The fabric I used is a viscose poplin (which is generally smoother than a chalis and I found a little bit less shifty) I had two meters of it and hoped there was enough to adapt a shift dress pattern to create the style I was thinking of.

I recently bought the Metric Pattern Cutting for Womenswear (amazon affiliate link) and found some instructions to adapt the sleeve head to create a puff at the top, then I remembered seeing a tutorial on the By Hand London website for a very similar sleeve adaptation using the Eloise dress.

Sleeve pattern piece showing the alteration made to the sleeve head
Sleeve pattern piece showing the alteration made to the sleeve head

I already had the Eloise dress pattern cut out in the right size after I pattern tested it last year and thought it was a good pattern to use as a base.

I started by adapting the sleeve head by simply cutting a line straight across from just above the notches. I added in an extra 3cm and smoothed the curves. I made sure to add interfacing to the top 10cm of the sleeve head to help prop it up. This was definitely worth doing.

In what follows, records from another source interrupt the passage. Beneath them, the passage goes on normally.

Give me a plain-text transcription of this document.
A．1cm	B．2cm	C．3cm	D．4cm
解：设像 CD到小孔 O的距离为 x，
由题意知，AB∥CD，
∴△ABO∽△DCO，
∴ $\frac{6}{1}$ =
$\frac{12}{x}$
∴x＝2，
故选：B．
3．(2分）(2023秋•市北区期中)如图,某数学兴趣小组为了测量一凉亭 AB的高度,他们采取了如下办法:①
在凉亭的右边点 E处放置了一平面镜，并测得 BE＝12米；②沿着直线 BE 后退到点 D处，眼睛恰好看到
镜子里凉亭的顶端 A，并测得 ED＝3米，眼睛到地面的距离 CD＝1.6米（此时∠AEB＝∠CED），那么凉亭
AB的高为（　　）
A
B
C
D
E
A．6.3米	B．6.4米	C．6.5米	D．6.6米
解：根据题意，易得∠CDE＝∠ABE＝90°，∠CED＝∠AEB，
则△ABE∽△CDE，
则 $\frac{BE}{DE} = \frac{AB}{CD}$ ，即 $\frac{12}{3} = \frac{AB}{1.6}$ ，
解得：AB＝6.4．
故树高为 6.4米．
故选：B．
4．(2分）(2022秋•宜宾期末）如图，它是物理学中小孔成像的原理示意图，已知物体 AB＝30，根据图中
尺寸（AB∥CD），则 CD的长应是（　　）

I cut the bottom of the sleeve at the shorten and lengthen lines. I then drafted a rectangle which was 1.5 times wider than the bottom edge of the sleeve by 16cm tall. This would become the bottom ruffle of my sleeves.

Laura is in the garden similing at the camera. In this image you can see a little closer the sleeve adjustment
A slightly closer look at the sleeve head. The effect is quite subtle

I wanted a slightly gathered waist so cut the bodice pieces to a couple of mm below the side seam notches which is where my natural waist seemed to be plus 1.5cm for a seam allowance

I decided to cut rectangles across the full width along the crosswise grain of the fabric which is different from the original pattern. In the original design the bottom ruffle pattern piece is curved. I knew I wouldn’t have enough time before the event to let the hem drop and level it, plus the curved ruffle on the bottom would distort the stripes and I was very short on fabric to do anything too fancy.

Laura is standing by the lake laughing
The grounds at Newburgh Priory were stunning

I didn’t draft out any additional pattern pieces for the skirt, I decided to just wing it really and cut the rectangles straight from the fabric as it was folded on the table. I roughly measured from my natural waist to my knee for the large skirt piece and divided the remainder of the fabric into two for the bottom skirt piece. Leaving me with three rectangles.

At this point the aim was to have the skirt fall at a midi length, around my mid calf. So I was happy to just go with it.

The construction was very straightforward, my sleeves set in nicely with a subtle puff and the gathered panels for the sleeves and skirt sections didn’t take that long to get right either.

In terms of fitting, there wasn’t a lot to fit. I would benefit from a little more room across the back to allow for ease of movement. This is not something I noticed with my test version as I had made it sleeveless. That is an easy fix and no big issue. I also wish I’d made the puffed sleeve a little bigger, but that is something I can adjust in the the future.

One thing I really like about the pattern is the neck facing, it is quite large and covers the cleavage area. It feels comfortable and I think it helps the lightweight viscose sit nicely across the chest.

I’m very pleased with how the dress has turned out. It is longer than I had intended by a couple of inches, so it falls between my calf and ankle. I can’t complain as I was free styling the skirt section.

Laura is smiling at the camera whilst exiting the walled garden
Come this way…

I think this dress is a great autumn addition to my wardrobe, I can see me wearing it semi casually for the day time and dressing it up for an evening too.

Thanks to Sam and Jen for a lovely day at Newburgh Priory, and to Sam for taking the photos. It was nice to have some encouragement instead of my usual self conscious self in front of my tripod. We should do photoshoots altogether all the time!

Laura, Jen and Sam smiling in the gardens
Sam (@purplesewingcloud) , Jen (@JenLegg44) and Me

I received the Eloise dress pattern from By Hand London for free last year in exchange for testing it. This post contains an affiliate link to Amazon, this means I will earn a small commission on any purchase you make, however the price you pay is the same.